Mancano pochi giorni allo scadere del conto alla rovescia per l’entrata in vigore delle nuove durissime norme contenute nell’ultimo DPCM, e sui social gli utenti raccontano di file chilometriche davanti agli uffici postali. Si tratta di cittadini che, sprovvisti di green pass, non potranno più recarsi all’ufficio postale per ritirare la pensione o fare qualsiasi operazione sui loro conti. Come riferiscono sul web, hanno quindi deciso di chiudere i conti e ritirare il denaro prima di trovarsi impossibilitati ad accedervi.

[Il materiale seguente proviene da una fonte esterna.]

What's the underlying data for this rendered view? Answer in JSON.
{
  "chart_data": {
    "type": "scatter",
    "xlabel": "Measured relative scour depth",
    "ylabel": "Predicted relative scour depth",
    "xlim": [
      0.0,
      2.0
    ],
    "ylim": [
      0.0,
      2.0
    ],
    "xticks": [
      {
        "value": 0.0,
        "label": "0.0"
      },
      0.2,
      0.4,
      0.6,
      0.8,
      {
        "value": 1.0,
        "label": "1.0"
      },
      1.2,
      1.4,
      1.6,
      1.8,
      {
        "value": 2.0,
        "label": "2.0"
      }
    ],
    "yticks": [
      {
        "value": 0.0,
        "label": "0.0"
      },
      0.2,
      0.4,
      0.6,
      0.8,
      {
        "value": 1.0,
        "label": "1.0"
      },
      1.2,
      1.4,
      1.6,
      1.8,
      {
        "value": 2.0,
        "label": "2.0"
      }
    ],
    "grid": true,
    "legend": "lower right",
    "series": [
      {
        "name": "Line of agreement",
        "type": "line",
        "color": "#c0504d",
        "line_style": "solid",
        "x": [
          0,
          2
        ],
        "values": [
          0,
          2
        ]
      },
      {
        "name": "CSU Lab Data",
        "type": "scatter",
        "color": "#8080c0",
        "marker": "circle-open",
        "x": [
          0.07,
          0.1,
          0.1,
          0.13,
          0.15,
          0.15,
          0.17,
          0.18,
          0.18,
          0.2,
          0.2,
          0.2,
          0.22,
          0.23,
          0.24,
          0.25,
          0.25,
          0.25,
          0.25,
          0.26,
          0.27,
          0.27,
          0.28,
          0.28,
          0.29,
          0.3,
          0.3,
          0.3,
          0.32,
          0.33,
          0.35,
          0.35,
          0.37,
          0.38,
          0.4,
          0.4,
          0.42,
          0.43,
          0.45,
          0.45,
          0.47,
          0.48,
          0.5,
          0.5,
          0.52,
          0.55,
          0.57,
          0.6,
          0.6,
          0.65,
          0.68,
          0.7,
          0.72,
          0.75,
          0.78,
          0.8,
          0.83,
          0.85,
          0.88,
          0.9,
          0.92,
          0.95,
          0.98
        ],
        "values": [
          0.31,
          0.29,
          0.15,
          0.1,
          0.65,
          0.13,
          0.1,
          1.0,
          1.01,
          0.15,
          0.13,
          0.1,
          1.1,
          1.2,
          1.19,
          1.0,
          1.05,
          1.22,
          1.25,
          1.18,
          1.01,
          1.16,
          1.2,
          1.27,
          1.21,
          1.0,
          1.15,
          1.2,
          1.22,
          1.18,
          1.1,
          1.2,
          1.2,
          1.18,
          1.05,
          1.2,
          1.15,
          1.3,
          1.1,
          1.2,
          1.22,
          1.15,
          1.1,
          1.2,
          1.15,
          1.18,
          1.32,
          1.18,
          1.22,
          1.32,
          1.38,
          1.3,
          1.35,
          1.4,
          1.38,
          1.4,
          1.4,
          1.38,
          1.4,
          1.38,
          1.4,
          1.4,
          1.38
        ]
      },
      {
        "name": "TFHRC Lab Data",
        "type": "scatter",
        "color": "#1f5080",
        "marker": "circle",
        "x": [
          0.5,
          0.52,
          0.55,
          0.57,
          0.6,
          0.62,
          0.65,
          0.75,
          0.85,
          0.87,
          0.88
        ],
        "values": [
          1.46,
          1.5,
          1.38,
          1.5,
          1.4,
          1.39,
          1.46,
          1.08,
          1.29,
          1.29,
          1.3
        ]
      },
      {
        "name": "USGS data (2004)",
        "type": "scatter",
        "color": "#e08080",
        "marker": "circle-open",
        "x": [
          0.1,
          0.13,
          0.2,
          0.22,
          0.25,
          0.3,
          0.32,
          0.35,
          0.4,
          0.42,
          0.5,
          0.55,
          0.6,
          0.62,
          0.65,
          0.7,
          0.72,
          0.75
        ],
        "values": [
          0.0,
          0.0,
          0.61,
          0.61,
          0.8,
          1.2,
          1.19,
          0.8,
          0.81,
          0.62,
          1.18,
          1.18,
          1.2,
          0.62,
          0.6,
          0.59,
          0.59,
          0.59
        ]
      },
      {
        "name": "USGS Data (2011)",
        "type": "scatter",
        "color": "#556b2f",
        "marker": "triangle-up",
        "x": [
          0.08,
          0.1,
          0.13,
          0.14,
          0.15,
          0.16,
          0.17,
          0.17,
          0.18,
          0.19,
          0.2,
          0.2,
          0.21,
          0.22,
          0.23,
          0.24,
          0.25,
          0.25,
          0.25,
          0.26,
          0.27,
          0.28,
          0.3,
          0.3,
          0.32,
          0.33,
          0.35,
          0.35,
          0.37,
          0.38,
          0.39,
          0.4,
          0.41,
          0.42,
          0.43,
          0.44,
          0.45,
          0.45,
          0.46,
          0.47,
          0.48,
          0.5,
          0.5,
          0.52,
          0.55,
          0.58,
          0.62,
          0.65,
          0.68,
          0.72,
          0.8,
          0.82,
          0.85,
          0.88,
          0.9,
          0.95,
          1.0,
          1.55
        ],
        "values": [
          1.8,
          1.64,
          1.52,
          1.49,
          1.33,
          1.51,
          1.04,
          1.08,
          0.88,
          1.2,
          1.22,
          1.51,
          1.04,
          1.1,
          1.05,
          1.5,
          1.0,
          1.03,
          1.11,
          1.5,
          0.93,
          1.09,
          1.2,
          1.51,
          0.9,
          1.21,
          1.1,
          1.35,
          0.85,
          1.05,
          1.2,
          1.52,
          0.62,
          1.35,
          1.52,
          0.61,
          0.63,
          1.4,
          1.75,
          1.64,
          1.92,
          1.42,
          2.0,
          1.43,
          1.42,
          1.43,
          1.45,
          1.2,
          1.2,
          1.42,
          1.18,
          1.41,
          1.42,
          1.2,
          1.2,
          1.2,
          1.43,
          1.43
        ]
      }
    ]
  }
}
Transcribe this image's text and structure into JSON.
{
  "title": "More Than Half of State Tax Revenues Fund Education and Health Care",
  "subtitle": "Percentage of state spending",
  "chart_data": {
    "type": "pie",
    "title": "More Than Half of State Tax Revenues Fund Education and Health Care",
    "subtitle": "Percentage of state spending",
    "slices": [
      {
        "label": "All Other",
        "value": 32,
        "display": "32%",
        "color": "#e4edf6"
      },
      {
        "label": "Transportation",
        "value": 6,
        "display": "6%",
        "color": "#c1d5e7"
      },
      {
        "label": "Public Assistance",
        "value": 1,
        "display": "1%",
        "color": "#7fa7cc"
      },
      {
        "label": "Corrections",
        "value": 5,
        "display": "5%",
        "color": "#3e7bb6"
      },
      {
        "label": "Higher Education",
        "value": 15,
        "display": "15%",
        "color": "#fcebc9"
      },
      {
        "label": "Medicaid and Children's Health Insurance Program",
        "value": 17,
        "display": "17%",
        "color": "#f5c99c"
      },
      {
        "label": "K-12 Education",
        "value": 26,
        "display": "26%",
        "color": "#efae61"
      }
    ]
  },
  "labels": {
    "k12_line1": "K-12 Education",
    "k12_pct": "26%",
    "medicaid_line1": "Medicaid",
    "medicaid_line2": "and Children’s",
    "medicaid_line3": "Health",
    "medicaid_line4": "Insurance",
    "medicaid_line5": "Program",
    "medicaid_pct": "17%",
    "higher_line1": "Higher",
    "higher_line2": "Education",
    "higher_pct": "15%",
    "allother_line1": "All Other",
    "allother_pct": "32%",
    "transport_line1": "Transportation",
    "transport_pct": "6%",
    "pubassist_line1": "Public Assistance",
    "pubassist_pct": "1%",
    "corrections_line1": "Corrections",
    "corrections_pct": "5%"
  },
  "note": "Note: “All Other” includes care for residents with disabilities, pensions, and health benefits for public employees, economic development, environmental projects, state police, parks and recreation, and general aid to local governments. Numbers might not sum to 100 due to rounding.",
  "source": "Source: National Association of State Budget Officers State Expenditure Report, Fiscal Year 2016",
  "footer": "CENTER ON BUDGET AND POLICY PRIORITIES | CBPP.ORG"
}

La decisione del governo di bloccare l’accesso agli uffici postali va nella direzione di imporre a quei milioni di italiani over 50 che hanno rifiutato il siero sperimentale di continuare a vivere senza piegare la testa ai diktat di Speranza e ai progetti di Big Pharma.

Dopo aver di fatto imposto ai lavoratori dipendenti del pubblico e del privato la punturina magica per poter continuare a ricevere lo stipendio, il governo del banchiere Draghi ha deciso di affrontare la questione dei tanti pensionati che,  non ricattabili dal punto di vista lavorativo, continuano a resistere sbarrandogli le porte di banche e uffici postali.

Cavallo che vince non si cambia, avrà pensato l’aspirante presidente della Repubblica, dopo che i greci erano stati ricondotti all’ordine con il blocco dell’erogazione di contanti da parte dei bancomat ellenici.

Impedirgli di accedere al servizio dove gli viene accreditata la pensione e dove custodiscono i loro risparmi deve essere stato visto come il modo migliore per costringere gli anziani riottosi ad obbedire, ma la decisione potrebbe rivelarsi un’arma a doppio taglio.

Ma quali potrebbero essere le conseguenze del ritiro della liquidità da parte di tanti nostri concittadini?

L’economia sta vivendo un momento difficilissimo; inflazione e crisi energetica stanno colpendo le imprese e minando la tanto decantata ripresa, mentre il settore finanziario, mai messo al sicuro dopo la grande crisi, continua a essere a rischio crollo.

Cdp, che gestisce il risparmio postale degli italiani, nei primi sei mesi dell’anno ha visto la raccolta toccare quota 386 miliardi di euro, in crescita del 2% rispetto al dato di fine 2020. In particolare, la raccolta del risparmio postale è stata di 279 miliardi di euro,  ovvero +2,9 miliardi di euro rispetto al 2020. Ma in questi ultimi anni sono diminuiti gli italiani che scelgono di custodire nella posta i propri risparmi e attualmente il primo posto nella gestione del risparmio privato è saldamente in mano al gruppo Intesa-Sanpaolo.

La Cassa Depositi e Prestiti, che svolge un ruolo vitale nel sistema industriale italiano ed ha sopperito in questi anni alla mancanza di una banca pubblica che consenta e tuteli lo sviluppo industriale del Paese in settori strategici, di tutto ha bisogno meno che di essere indebolita.

Se migliaia di cittadini italiani chiuderanno i loro conti o liquidano i loro investimenti, per avere il danaro in contante, per acquistare un bene immobile che non si svaluti o per protesta politica contro un governo che gli vuole imporre un trattamento sanitario obbligatorio, a pagarne le spese non sarà soltanto la Cassa Depositi e Prestiti, ma l’intero settore produttivo italiano, comprese imprese strategiche che fanno gola ai nostri competitori internazionali. Draghi lo sa bene, ma evidentemente la cosa non lo preoccupa.